The genetic disorder involves a point mutation in the factor V (f5) gene, which makes up one of the proteins in the coagulation system. Because two different genes (one from each parent) make up each protein in the human body, two types of factor V Leiden exist: heterozygous factor V Leiden, in which only one copy of the factor V gene mutation was inherited through Mendelian inheritance, and homozygous factor V Leiden, in which two copies of the factor V Leiden mutation were inherited through Mendelian inheritance.
Normal pregnancies involve changes in the coagulation system, including an increase in clotting factors and the decreased activity of APC, an important anticoagulant. These factors can lead to a higher risk of thrombotic events during childbirth in pregnant women with the Leiden variant.
According to a case-control study by NCBI, the prevalence of factor V Leiden was 44 percent among pregnant women with venous thromboembolism. Venous thrombosis can lead to pregnancy loss in the first trimester, placental abruption, placental infarction, and recurrent miscarriage. A screening test for the Leiden variant is recommended for pregnant women with familial thrombophilia and women with a history of VTE.

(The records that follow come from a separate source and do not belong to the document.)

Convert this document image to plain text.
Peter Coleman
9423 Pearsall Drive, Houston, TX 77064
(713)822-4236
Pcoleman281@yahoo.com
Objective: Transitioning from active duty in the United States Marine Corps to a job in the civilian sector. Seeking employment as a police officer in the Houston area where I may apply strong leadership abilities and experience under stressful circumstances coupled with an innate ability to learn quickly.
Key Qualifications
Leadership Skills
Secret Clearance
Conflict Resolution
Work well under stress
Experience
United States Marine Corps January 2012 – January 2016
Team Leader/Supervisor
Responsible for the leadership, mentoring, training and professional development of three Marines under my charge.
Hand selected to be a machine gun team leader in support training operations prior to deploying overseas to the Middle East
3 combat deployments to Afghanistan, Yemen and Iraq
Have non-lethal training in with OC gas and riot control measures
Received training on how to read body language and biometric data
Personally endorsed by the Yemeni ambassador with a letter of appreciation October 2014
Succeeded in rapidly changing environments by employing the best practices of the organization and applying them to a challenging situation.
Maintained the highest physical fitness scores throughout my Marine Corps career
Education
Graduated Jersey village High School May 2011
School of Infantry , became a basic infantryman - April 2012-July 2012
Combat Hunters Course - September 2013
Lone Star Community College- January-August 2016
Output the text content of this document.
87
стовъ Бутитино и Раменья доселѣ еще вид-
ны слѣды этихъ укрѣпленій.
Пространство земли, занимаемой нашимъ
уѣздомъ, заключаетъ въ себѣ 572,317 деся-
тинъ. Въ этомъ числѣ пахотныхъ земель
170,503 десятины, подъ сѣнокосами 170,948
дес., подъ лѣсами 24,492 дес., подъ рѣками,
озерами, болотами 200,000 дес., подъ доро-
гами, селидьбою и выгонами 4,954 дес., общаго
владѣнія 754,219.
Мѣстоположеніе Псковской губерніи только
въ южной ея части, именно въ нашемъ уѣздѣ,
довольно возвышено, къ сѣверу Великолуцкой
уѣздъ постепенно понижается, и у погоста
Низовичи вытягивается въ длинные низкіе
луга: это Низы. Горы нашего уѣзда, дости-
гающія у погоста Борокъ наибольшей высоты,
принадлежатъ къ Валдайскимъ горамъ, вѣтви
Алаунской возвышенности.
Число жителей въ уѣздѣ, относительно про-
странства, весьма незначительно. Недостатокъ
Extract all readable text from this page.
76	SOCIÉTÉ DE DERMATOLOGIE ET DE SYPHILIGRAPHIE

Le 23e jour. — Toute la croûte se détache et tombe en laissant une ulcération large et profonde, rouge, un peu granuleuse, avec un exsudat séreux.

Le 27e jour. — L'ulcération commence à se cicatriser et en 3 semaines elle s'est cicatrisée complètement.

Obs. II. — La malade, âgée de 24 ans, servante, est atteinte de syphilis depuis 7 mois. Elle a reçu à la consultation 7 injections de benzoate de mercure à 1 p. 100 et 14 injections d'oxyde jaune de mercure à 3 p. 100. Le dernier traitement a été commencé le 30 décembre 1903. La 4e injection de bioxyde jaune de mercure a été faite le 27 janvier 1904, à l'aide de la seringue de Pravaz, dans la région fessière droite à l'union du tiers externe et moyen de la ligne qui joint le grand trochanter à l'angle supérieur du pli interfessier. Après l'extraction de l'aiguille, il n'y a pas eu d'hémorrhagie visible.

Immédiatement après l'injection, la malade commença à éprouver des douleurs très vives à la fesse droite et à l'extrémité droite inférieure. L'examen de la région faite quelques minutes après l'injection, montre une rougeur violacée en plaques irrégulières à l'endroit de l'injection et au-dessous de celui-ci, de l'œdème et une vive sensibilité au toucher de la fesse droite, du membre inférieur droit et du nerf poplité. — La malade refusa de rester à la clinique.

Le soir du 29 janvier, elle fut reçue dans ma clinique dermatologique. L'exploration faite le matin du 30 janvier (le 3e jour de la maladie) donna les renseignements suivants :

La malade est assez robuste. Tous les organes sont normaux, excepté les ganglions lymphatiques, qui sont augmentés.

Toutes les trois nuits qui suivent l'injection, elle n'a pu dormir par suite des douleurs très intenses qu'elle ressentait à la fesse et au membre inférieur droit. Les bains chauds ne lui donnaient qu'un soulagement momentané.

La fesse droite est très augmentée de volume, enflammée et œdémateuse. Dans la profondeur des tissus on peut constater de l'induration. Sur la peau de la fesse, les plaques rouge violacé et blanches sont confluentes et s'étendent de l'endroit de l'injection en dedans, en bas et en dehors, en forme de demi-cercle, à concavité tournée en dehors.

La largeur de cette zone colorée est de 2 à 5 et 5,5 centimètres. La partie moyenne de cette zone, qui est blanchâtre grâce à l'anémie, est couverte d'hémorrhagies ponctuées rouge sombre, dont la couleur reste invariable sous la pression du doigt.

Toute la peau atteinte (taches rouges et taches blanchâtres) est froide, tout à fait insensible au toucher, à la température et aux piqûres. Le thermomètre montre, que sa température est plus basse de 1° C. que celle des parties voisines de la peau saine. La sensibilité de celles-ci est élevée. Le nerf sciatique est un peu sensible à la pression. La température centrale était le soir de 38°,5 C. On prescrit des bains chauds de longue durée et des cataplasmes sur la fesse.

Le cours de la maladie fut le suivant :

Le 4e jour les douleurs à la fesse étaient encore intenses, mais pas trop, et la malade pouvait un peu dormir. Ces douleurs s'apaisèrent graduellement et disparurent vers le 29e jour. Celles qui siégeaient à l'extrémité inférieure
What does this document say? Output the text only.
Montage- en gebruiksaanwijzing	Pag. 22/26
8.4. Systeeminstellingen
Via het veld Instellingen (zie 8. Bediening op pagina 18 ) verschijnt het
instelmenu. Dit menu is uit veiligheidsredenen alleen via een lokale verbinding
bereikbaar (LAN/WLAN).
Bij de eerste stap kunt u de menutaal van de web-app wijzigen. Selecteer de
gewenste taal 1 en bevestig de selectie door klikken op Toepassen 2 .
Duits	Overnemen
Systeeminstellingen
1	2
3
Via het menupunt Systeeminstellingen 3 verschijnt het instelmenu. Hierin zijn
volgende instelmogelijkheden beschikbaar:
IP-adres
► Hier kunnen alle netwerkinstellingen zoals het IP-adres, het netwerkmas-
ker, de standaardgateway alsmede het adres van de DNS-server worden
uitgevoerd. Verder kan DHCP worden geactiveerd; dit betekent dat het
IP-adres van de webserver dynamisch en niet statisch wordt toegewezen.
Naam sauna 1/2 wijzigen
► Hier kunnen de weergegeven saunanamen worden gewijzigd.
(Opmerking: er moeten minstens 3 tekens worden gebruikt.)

How common is factor V Leiden (FVL)?
In the U.S., the f5 gene mutation is present among approximately five percent of the general population. The Leiden mutation has a lower prevalence among Native Americans and African Americans and is a more common mutation in Caucasian and European populations.
In some parts of Northern Europe, factor V Leiden gene mutations are present in approximately 10–15 percent of the general population. The prevalence of Factor V Leiden is lower in South America, Africa, and Asia, where the mutation is present in less than one to three percent of the general population.
What causes factor V Leiden (FVL)?
Factor V Leiden is caused by a point mutation in the factor V gene, which encodes a substitution of arginine and glutamine at position 506 of the factor V molecule where activated protein C cleaves factor VA. The f5 gene produces the coagulation factor V protein, one of the proteins in the coagulation system that helps blood to clot. The factor V Leiden mutation makes factor VA, a cofactor in thrombin activation, resistant to the anticoagulant effects of activated protein C, causing a genetic predisposition to thrombotic events.
In other words, the mutation causes an increased tendency of blood to clot, leaving individuals with a copy of the mutation at a higher risk of abnormal blood clots, recurrent miscarriages, stillbirths, and thrombophilic defects.